Pourtant les possibilités d’alternatives qu’on pouvait puiser dans l’héritage du réformisme tunisien et des idéaux universels de la gauche ne manquaient pas. Et au lieu de combattre sur ce terrain, on a admis les «vérités intangibles» proclamées par des charlatans drapés dans l’habit de «gens qui craignent Dieu», mais en sous-main font la promotion de la «nouvelle culture», dixit Rached Ghannouchi, exaltant la mort, «les affres de la sépulture», et la rédemption, et incitent, soutenus par leurs indéfectibles alliées salafistes, à la division des Tunisiens en deux camp irréductibles, appelant à la destruction de l’islam orthodoxe de rite ash’arite, à la transformation de la foi populaire en un système de croyances violent et conquérant, à l’anéantissement de notre patrimoine et traditions historiques comme en Afghanistan, en Arabie saoudite, en Irak, en Syrie ou en Libye, à la criminalisation de «l’atteinte au sacré», à l’usage généralisée de la violence qui a conduit, avec la complicité active et le silence de l’imposteur Moncef Marzouki (ancien président provisoire de la république) et de l’inénarrable Mustapha Ben Jaâfar (ancien président de l’Assemblée nationale constituante), tous deux adoubés par les islamistes, à la création des maquis salafiste-jihadiste, y compris au cœur des agglomérations urbaines, à la constitution des milices néo-fascistes, au démantèlement de l’Etat civique et du régime républicain, à la remise en cause des droits de la femme, et à l’imposition d’un habit féminin confessionnel qui, comme me le disait un membre de ma famille : «Ghannouchi veut nous imposer le port d’un sac de patate (ch’kâra batâta) de couleur sombre en hiver et un autre de couleur claire en été qui nous engonce et nous rend informes».
Belaïd était dans le viseur des islamistes
Chokri Belaïd a eu l’intuition, avant tout autre, du danger qui guettait la Tunisie dans ce qu’elle a de meilleur.

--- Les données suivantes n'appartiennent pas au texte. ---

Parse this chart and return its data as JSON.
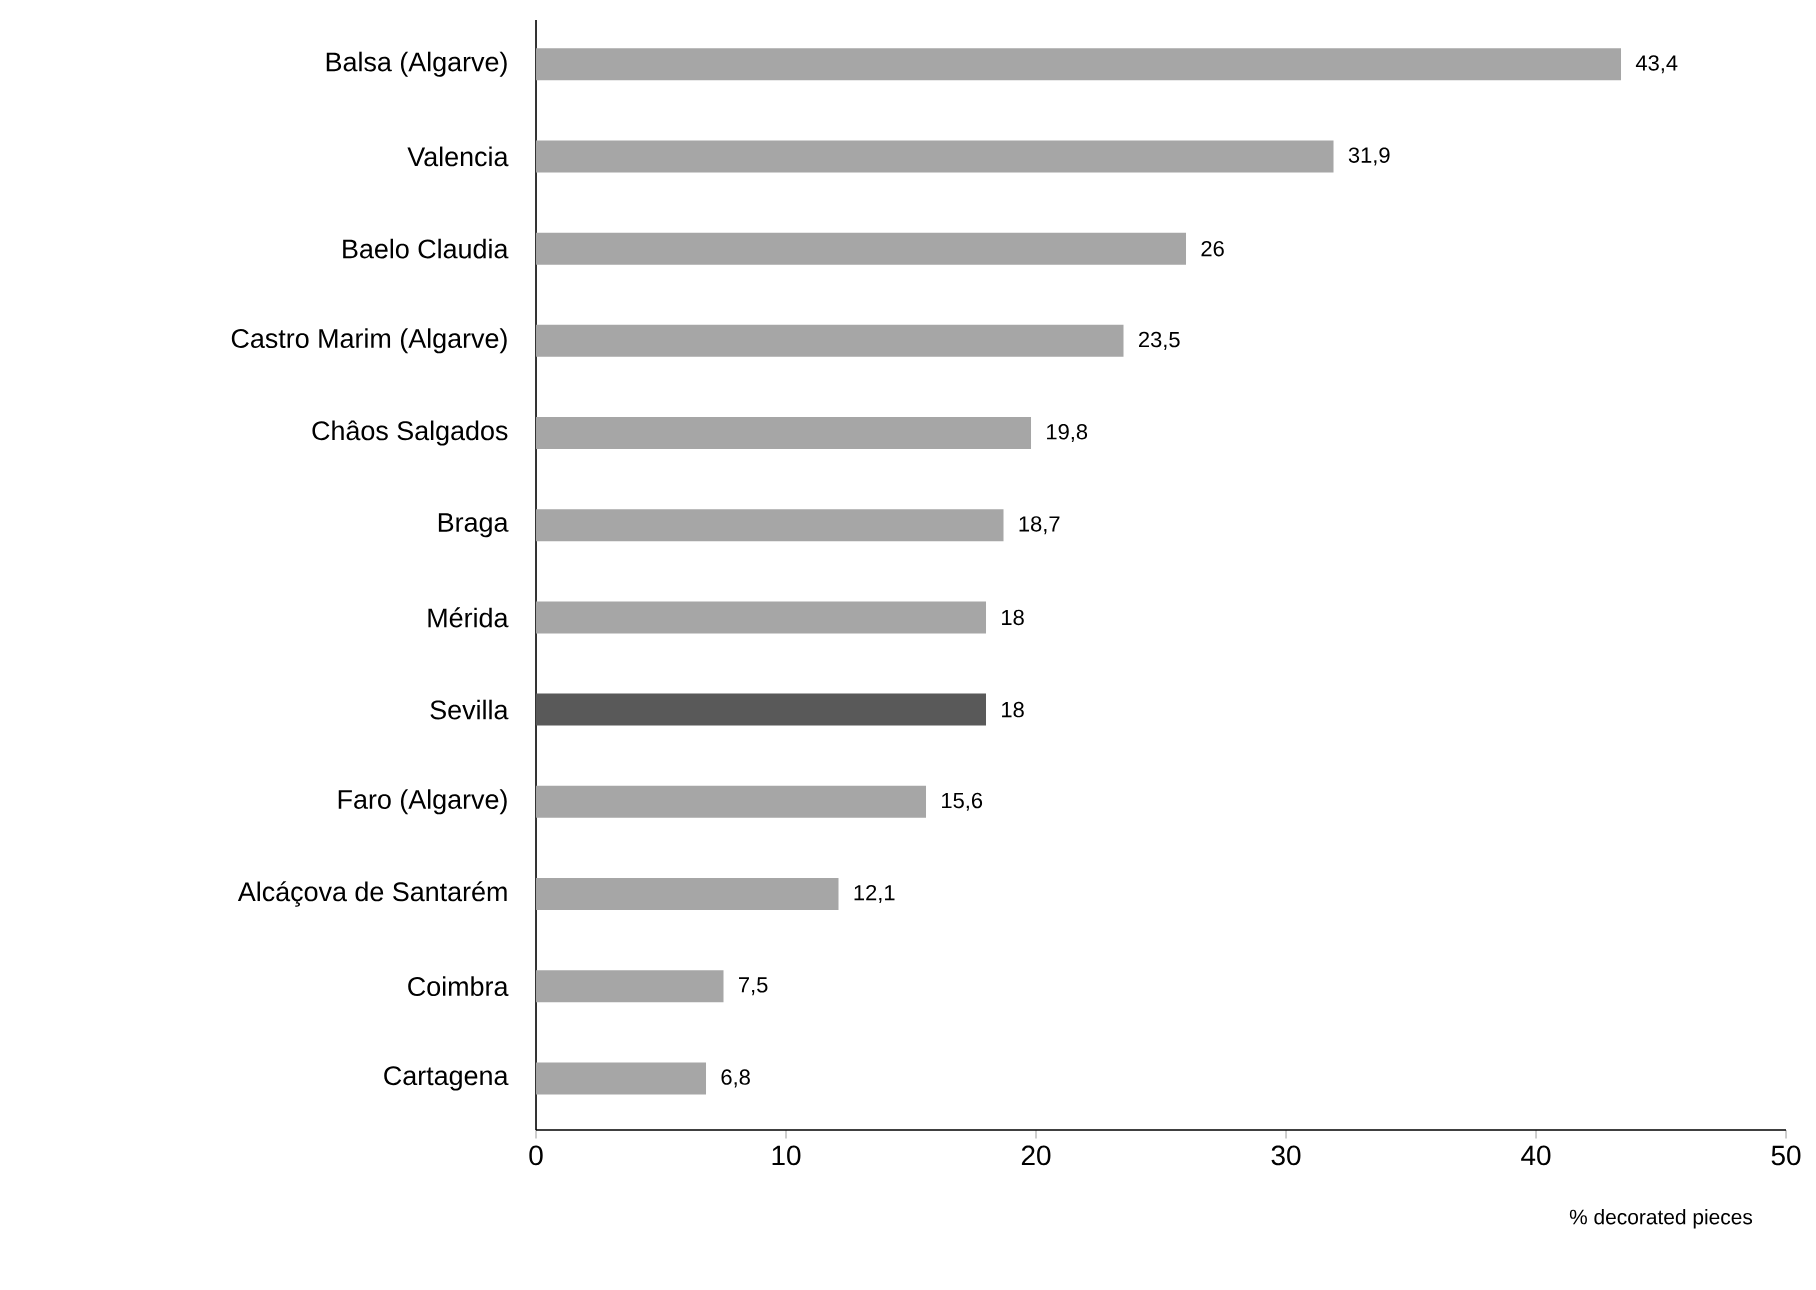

Il menait à la fois deux combats, l’un contre la menace du retour de l’ancien régime, et l’autre existentiel contre le déferlement de la vague islamiste qui menace de tout emporter sur son passage.
Dès le sit-in de Kasbah II, en février 2011, Belaïd était dans leur point de mire. Il a mis à nu les tentatives des Nahdhaouis, infiltrés dans les rangs de la jeunesse révolutionnaire, de mettre la main sur le mouvement de protestation et lui donner une orientation islamiste. Alors qu’en même temps, on voyait le fier service d’ordre d’une formation de gauche assurant avec efficacité la protection des «Frères» en train de prier en pleine rue en face du palais du gouvernement.
Ali Larayedh: Le ministre de l’Intérieur qui ne voit ni n’entend rien.
Quelques jours seulement après la prise de ses fonctions en tant que ministre de l’Intérieur, Ali Larayedh a ordonnée la mise sur pied d’une filature serrée de Chokri Belaid. C’est ce qu’a déclaré l’ex-Bâtonnier de l’Ordre des avocats, Chawki Tabib après l’assassinat du dirigeant de gauche.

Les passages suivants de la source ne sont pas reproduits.